荷待ちは休憩ではなく労働
同法に基づくガイドラインでは、荷待ち時間を「トラックドライバーが荷物の積み下ろしのために待機する時間」と定義した。これには、以下の内容が含まれている。
・トラックの列待ち
物流施設に到着したときに、すでにほかのトラックが待機しており、荷役スペース(バースやプラットフォーム)に入る順番を待つ時間。
・荷物の準備の遅延
指定された時間に物流施設に到着したものの、荷主側の準備が完了していないため、荷降ろしや積み込みができずに待機する時間。
・積み下ろし場所の混雑
荷役スペースが混雑しているときの待ち時間。
・時間指定による調整
指定された配送時間に合わせるために、トラックドライバーが意図的に任意の場所で待機する時間。

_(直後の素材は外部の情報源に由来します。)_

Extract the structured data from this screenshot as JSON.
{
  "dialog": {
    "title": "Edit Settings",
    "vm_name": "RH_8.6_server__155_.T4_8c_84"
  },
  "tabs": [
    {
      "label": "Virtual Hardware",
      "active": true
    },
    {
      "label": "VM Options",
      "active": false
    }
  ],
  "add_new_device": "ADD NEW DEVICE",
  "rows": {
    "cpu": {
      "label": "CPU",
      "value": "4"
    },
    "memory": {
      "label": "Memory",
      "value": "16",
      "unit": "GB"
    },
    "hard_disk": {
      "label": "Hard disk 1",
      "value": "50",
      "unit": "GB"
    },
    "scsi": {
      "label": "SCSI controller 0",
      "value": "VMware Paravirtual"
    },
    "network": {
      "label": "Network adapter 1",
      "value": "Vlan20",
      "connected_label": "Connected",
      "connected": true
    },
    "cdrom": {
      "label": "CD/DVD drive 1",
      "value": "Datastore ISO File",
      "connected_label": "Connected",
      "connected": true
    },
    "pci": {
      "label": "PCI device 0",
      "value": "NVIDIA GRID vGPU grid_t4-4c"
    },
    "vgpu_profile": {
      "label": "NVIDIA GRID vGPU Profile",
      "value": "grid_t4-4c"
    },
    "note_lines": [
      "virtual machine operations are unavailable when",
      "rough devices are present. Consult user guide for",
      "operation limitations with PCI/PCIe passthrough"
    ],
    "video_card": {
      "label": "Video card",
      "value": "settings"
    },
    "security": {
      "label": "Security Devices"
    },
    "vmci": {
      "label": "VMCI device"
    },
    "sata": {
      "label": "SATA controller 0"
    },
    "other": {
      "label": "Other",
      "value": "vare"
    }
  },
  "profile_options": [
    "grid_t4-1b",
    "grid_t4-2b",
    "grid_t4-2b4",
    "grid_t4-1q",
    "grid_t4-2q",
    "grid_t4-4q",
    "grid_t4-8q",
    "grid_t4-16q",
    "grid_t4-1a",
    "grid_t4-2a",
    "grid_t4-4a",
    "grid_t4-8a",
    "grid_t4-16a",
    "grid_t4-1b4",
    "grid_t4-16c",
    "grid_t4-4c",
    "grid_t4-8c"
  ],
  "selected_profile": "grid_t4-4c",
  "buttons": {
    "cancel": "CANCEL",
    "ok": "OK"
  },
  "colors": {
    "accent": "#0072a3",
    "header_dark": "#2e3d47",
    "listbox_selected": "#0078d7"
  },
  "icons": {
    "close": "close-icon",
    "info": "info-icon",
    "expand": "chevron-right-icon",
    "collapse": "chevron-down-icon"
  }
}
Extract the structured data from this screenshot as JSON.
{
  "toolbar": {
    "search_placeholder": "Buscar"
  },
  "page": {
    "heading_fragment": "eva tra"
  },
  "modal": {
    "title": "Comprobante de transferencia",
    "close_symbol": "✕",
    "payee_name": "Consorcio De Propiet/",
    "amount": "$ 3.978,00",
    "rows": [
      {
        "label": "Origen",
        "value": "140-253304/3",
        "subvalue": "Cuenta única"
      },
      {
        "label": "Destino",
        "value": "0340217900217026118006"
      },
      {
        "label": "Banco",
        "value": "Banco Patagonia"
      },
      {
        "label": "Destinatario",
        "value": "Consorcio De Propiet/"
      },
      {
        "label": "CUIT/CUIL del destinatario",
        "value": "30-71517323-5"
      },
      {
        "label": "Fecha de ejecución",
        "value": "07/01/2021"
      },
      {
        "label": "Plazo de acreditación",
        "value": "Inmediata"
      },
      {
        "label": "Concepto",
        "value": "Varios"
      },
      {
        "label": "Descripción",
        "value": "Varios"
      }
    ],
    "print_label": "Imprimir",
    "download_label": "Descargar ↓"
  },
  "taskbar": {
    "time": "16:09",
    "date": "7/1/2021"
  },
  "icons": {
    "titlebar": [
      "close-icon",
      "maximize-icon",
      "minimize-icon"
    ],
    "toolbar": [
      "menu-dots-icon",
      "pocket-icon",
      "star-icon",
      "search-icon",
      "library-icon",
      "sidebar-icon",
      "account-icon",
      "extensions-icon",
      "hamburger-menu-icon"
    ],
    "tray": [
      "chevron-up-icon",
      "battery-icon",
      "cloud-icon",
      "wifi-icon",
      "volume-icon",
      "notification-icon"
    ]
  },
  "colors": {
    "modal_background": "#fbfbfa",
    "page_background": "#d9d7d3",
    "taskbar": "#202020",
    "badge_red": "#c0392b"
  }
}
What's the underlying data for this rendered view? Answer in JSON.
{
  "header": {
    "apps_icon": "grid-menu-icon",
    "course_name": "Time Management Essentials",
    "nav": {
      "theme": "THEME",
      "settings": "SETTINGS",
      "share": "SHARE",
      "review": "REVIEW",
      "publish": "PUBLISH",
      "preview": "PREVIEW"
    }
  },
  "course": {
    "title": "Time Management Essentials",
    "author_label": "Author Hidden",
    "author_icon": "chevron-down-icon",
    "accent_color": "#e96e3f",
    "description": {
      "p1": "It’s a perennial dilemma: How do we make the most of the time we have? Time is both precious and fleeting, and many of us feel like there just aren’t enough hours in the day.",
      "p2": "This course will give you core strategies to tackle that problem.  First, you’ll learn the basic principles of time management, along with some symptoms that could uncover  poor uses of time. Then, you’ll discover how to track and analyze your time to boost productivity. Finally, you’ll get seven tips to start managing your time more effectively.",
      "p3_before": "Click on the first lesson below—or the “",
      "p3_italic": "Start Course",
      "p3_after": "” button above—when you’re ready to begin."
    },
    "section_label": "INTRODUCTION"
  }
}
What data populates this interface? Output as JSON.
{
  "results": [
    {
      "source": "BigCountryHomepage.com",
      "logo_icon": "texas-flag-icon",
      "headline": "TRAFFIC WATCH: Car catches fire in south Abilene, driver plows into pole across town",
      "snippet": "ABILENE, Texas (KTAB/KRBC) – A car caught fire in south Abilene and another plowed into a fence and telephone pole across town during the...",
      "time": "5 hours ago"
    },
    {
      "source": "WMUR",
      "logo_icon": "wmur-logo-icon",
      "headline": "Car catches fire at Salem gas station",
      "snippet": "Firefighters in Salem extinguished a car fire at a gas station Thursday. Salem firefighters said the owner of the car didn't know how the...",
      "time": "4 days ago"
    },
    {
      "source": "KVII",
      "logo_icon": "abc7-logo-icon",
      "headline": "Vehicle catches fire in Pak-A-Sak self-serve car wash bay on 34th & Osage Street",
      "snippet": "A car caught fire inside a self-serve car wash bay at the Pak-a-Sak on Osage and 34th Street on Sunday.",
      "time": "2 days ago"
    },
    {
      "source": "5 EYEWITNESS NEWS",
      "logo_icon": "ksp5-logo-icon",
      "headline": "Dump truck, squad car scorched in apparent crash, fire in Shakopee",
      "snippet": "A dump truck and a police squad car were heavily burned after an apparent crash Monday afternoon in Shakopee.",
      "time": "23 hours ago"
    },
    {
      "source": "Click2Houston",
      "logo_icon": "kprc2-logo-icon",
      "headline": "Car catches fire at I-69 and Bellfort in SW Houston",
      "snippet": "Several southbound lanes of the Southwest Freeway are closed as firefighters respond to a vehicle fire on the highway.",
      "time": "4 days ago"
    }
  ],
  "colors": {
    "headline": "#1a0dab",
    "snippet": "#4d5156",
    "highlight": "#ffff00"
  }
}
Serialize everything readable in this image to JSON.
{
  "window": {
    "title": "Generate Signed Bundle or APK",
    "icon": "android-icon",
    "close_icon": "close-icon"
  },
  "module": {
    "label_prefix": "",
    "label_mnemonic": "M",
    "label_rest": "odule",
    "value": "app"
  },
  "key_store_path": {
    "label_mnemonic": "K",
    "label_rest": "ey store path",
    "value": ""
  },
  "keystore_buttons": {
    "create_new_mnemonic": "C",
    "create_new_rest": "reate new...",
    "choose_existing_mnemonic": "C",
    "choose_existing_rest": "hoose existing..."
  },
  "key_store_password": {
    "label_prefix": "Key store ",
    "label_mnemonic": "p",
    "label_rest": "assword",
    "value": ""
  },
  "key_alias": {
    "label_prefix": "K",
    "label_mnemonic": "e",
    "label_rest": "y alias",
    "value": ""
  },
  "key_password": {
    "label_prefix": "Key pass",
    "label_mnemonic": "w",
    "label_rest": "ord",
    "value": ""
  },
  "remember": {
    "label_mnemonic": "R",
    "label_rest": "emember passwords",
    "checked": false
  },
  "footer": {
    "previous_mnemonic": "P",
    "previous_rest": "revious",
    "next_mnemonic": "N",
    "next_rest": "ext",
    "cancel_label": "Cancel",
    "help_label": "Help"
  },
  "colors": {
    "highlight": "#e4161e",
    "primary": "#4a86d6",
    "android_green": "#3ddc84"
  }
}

これらの時間は、「使用者の指揮命令下に置かれている時間であり、使用者の明示又は黙示の指示により労働者が業務に従事する時間は労働時間に当たる」とされるために、すべて休憩時間ではなく労働時間と見なされる。すなわち、2024年に国土交通省の告示にある「年間の総拘束時間は3300時間以内、かつ1カ月の拘束時間は284時間以内」というトラックドライバーの拘束時間のなかに、荷待ち時間が含まれているということだ。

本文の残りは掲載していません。